In situations where there has been previous fetal growth restriction or an intrauterine death (death of the fetus in utero after 24 weeks’ gestation), subsequent management depends on the cause and the estimated likelihood of recurrence. More intensive antenatal monitoring is usually offered and the outcome is usually good, particularly when the loss was ‘unexplained’.
Smoking during pregnancy is associated with fetal growth restriction and premature delivery. Smoking is also associated with an increased risk of placental abruption, intrauterine death and sudden infant death syndrome. Alcohol and illicit drug misuse, e.g. cocaine, carry significant fetal risks and these should be avoided in pregnancy.
Women whose work environment exposes them to radiation, hazardous gases or specific chemicals should be appropriately counselled. There is no evidence that video display units (VDUs) are harmful, or indeed that working during pregnancy itself is harmful to the mother or fetus. Moderate exercise is likely to be of benefit and should be encouraged, but common sense should be applied and exercise be avoided if there are significant complications such as hypertension, cardiorespiratory compromise, antepartum haemorrhage or threatened pre-term labour.
Antenatal surveillance
Subsequent visits are then used to identify obstetric complications; antenatal care is in the most part an exercise in screening both the mother and fetus.
Gestational hypertension and pre-eclampsia
Blood pressure is measured and a urinalysis performed at each visit, and there should be a low threshold for acting on any abnormalities (see Chapter 36).
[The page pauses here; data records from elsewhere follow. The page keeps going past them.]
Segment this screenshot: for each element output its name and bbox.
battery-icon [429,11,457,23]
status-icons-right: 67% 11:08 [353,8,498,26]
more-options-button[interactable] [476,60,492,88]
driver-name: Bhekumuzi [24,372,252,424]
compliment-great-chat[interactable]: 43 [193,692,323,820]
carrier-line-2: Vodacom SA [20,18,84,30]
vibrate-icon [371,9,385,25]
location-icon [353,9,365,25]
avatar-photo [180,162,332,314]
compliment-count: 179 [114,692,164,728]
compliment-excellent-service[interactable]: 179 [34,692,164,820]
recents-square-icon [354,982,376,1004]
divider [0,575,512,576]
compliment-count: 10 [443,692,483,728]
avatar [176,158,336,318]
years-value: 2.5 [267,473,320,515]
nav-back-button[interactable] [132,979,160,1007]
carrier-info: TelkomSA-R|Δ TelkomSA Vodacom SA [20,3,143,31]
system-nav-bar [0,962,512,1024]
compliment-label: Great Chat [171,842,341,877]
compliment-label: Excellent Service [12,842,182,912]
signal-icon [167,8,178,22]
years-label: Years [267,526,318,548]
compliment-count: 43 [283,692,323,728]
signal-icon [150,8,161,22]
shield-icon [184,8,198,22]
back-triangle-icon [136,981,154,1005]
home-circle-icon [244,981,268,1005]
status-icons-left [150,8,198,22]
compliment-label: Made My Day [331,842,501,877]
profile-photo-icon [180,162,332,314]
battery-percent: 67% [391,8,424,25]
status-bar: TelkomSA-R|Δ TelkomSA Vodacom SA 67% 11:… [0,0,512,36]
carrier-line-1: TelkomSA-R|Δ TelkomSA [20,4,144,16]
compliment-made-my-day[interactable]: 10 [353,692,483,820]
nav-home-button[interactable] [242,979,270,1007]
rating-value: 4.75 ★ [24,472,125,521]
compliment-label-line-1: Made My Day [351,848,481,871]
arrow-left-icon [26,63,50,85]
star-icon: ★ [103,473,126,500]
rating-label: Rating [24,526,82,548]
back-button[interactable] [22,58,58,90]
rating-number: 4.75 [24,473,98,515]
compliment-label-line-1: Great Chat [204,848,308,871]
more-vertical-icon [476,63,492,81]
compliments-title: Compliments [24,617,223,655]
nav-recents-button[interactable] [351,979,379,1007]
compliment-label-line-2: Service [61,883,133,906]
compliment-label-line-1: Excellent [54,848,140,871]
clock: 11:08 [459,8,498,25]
Fetal growth restriction (FGR) and small-for-gestational-age (SGA)
‘Small-for-gestational-age’ (see also Chapter 35) describes the fetus or baby whose estimated fetal weight or birth weight, respectively is below the tenth centile for its gestation, expressed in weeks. The term ‘fetal growth restriction’ describes ‘a fetus which fails to reach its genetic growth potential’. In practice, it may be difficult to differentiate the two antenatally, but fetal growth restriction carries a significant risk of antenatal and intrapartum asphyxia, intrauterine death, neonatal hypoglycaemia, long-term neurological impairment and perinatal death. It is therefore important to identify these fetuses at an early stage to enable more intensive monitoring or expedite delivery.
Screening for SGA is by clinical palpation and objective measurement of symphysis fundal height (SFH) with a tape measure; this identifies 40–50% of the babies that are SGA. It is recommended that symphysis fundal height should be measured every visit from 24 weeks onwards. Ultrasound fetal biometry is the diagnostic test for the SGA fetus. Routine screening of all pregnancies by third trimester ultrasound is not supported by currently published evidence.